そのたびにウィナは満面に笑みを浮かばせる。

「これ全部買うが、いくらになる?」

「お代はいい」

「なに?」

予想外の言葉に、店主を見返す。

とそこにいたのは顔のない青年――。

「っ!」

瞬時に赤錆の魔刀を呼び出し、構えをとる。

無貌の青年は、両手を挙げ敵意がないことを表す。

だからといって、警戒は解かない。

ウィナは静かに問いた。

「おまえは何者だ」

「歯牙ない古書店の店主。

それ以外に自分を呼称するものはないかな」

「なるほど、顔がないのも個性だといいたいのか?」

「そんなものだ」

敵意はない。

そしてこれ以上の問答もおそらく意味がない。

「……代金を払わなくてもいい理由は?」

「僕の【本】は、人を選ぶ。

その人が今、一番欲しいものを選ぶ。

だから、その本は僕が読みたい本じゃないというわけだ。

ゆえに価値がない」

「だから、タダと?」

「そう。お金の代わりに何か代償をいただくということもないから安心していい」

しばらく男の貌を見つめ、

赤錆の魔刀を消した。

ため息をつき、

「じゃあ、これはもらっていく」

「それでいい。

【闘神姫】ウィナ・ルーシュ」

「!?」

まばたきをした次の瞬間、ウィナは街角に立っていた。

さっきまでいた本屋は目の前にない。

人が行き交い、賑やかな商店街などが広がる――。

「…………いわゆる幽霊書店というヤツか」

一滴の滴が、頬を伝わりあごの頂点からしたたり落ちた。

「みたいですねー」

と隣にいたリティもまた肩をすくめて答えた。

「リティもか」

「そうですよー。いつのまにかこんなところにいました」

「何か本をもらったか?」

「いいえ。

特に興味のある本はなかったですから、何もないですよー」

「そうか。
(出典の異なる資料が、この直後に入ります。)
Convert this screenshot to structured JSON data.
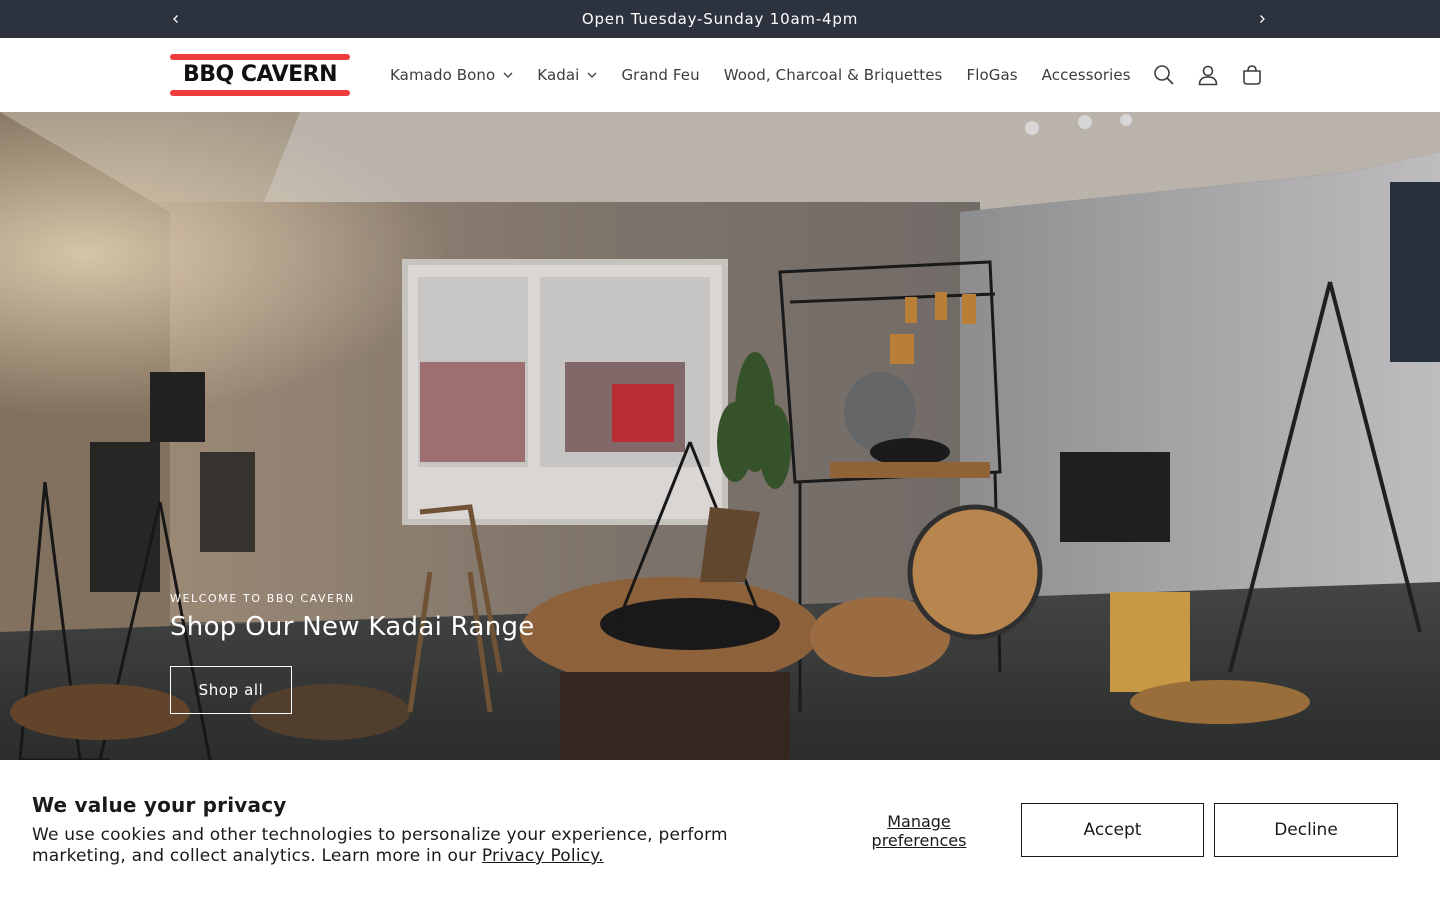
{
  "announcement": {
    "text": "Open Tuesday-Sunday 10am-4pm",
    "prev_icon": "chevron-left-icon",
    "next_icon": "chevron-right-icon"
  },
  "header": {
    "logo_text": "BBQ CAVERN",
    "nav": [
      {
        "label": "Kamado Bono",
        "has_dropdown": true
      },
      {
        "label": "Kadai",
        "has_dropdown": true
      },
      {
        "label": "Grand Feu",
        "has_dropdown": false
      },
      {
        "label": "Wood, Charcoal & Briquettes",
        "has_dropdown": false
      },
      {
        "label": "FloGas",
        "has_dropdown": false
      },
      {
        "label": "Accessories",
        "has_dropdown": false
      }
    ],
    "icons": [
      "search-icon",
      "account-icon",
      "cart-icon"
    ]
  },
  "hero": {
    "subtitle": "WELCOME TO BBQ CAVERN",
    "title": "Shop Our New Kadai Range",
    "button_label": "Shop all"
  },
  "cookie_banner": {
    "title": "We value your privacy",
    "text": "We use cookies and other technologies to personalize your experience, perform marketing, and collect analytics. Learn more in our ",
    "link_text": "Privacy Policy.",
    "manage_label": "Manage preferences",
    "accept_label": "Accept",
    "decline_label": "Decline"
  },
  "colors": {
    "announcement_bg": "#2c333f",
    "logo_red": "#ef3d3d",
    "text_dark": "#121212"
  }
}
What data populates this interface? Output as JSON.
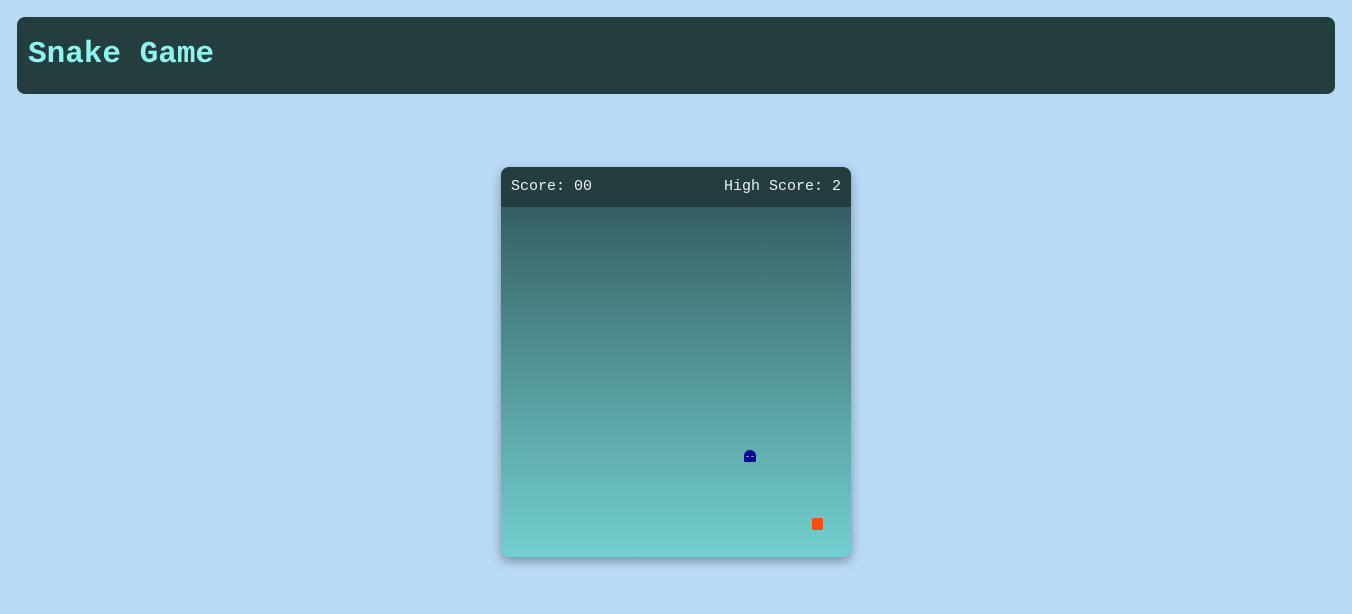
{
  "header": {
    "title": "Snake Game",
    "background_color": "#243e40",
    "title_color": "#8ff6ef"
  },
  "game": {
    "score_label": "Score: 00",
    "high_score_label": "High Score: 2",
    "board_gradient": [
      "#355f62",
      "#73d0d0"
    ],
    "snake_color": "#0c0591",
    "food_color": "#fb4d12"
  }
}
」

「それよりもあっちの方に行きましょうー」

指さす方では、剣や鎧といったものを取り扱っている店や、装飾品などの店が立ち並んでいた。

「そうだな」

ウィナは身を翻し、そっちの方へ歩いてく。




ウィナの背中を見ながらリティは、ショルダーバックから一冊の古びた本を取り出す。

タイトルには【大陸歴史伝】と書かれていた。


その中に書いてある文。

大陸歴史上、唯一大陸を統一した国がある。


【カディアガルド皇国】。


其の国は独自の魔法技術、優れた皇子、強力な兵士で大陸を統一した――わけではない。

其の国が建国された理由は、一つ。

他種族から身を守るために他ならなかった。


そう、この世界は神によって見捨てられた。

それはヨーツテルン大陸も例外ではない。

大陸は広く、そして多種族が生きる場所であった。

人はもちろん、獣人、妖精、エルフ、精霊、魔物、魔族と多種多様の生物が存在していた。
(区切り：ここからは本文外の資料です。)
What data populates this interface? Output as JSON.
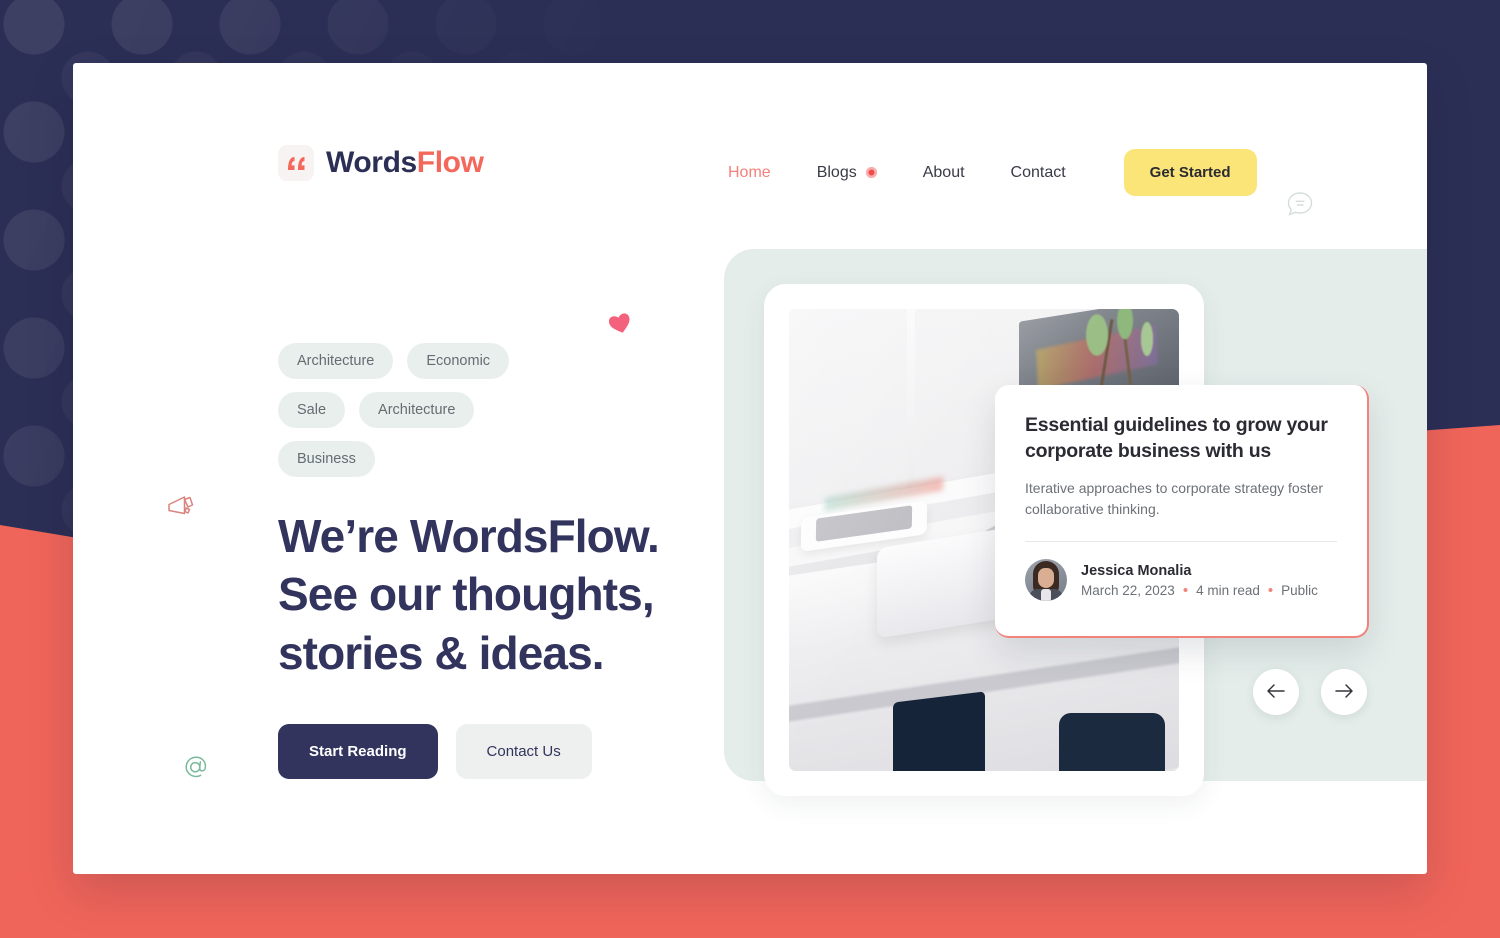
{
  "brand": {
    "name_primary": "Words",
    "name_accent": "Flow",
    "logo_icon": "quote-icon",
    "accent_color": "#F4685C",
    "navy_color": "#32345D",
    "yellow_color": "#FBE478",
    "mint_color": "#E4EDEA",
    "coral_bg_color": "#F0655A"
  },
  "nav": {
    "items": [
      {
        "label": "Home",
        "active": true,
        "badge": false
      },
      {
        "label": "Blogs",
        "active": false,
        "badge": true
      },
      {
        "label": "About",
        "active": false,
        "badge": false
      },
      {
        "label": "Contact",
        "active": false,
        "badge": false
      }
    ],
    "cta_label": "Get Started"
  },
  "hero": {
    "tags": [
      "Architecture",
      "Economic",
      "Sale",
      "Architecture",
      "Business"
    ],
    "headline_line1": "We’re WordsFlow.",
    "headline_line2": "See our thoughts,",
    "headline_line3": "stories & ideas.",
    "primary_button": "Start Reading",
    "secondary_button": "Contact Us"
  },
  "decor": {
    "chat_icon": "chat-bubble-icon",
    "heart_icon": "heart-icon",
    "at_icon": "at-sign-icon",
    "megaphone_icon": "megaphone-icon"
  },
  "featured": {
    "image_alt": "desk-photo",
    "title": "Essential guidelines to grow your corporate business with us",
    "description": "Iterative approaches to corporate strategy foster collaborative thinking.",
    "author": {
      "name": "Jessica Monalia",
      "date": "March 22, 2023",
      "read_time": "4 min read",
      "visibility": "Public",
      "separator": "•"
    }
  },
  "carousel": {
    "prev_icon": "arrow-left-icon",
    "next_icon": "arrow-right-icon"
  }
}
その中で人は弱く、固有の能力もなく、他種族から虐げられる場合が多かった。

そのため、迫害から逃れるために大陸のあちこちにいた人間種族が一箇所に集まり国をつくったのは自然の流れだった。

しかし、

集まっただけでは他の種族からの迫害から逃れることは不可能だった。

弱い国は、強い国によって食い尽くされる。

それは今までの歴史からみても当然の事実だった。


ゆえに彼らは作らざるを得なかった。

強国や、強い種族から害されないために強い国作りを。


祈るべき神は私達を見捨てた。

だから私達は復讐をする。

――世界に。




そして其の国は――。

「禁忌を犯す。

……でもそれは彼らの事情から考えれば仕方のないこと。

後の悲劇につながろうとも、確実に生きていることが約束される明日を手に入れる方がなによりも重要だった――」

空は蒼い。

あの時見た空と何も変わっていない。


そう自身が生まれたあの時と何一つ変わることはない。

「――本当に今更こんなもの渡されても困ってしまいますねー。」

苦笑いを浮かべながら、リティはウィナの背中を追っていった。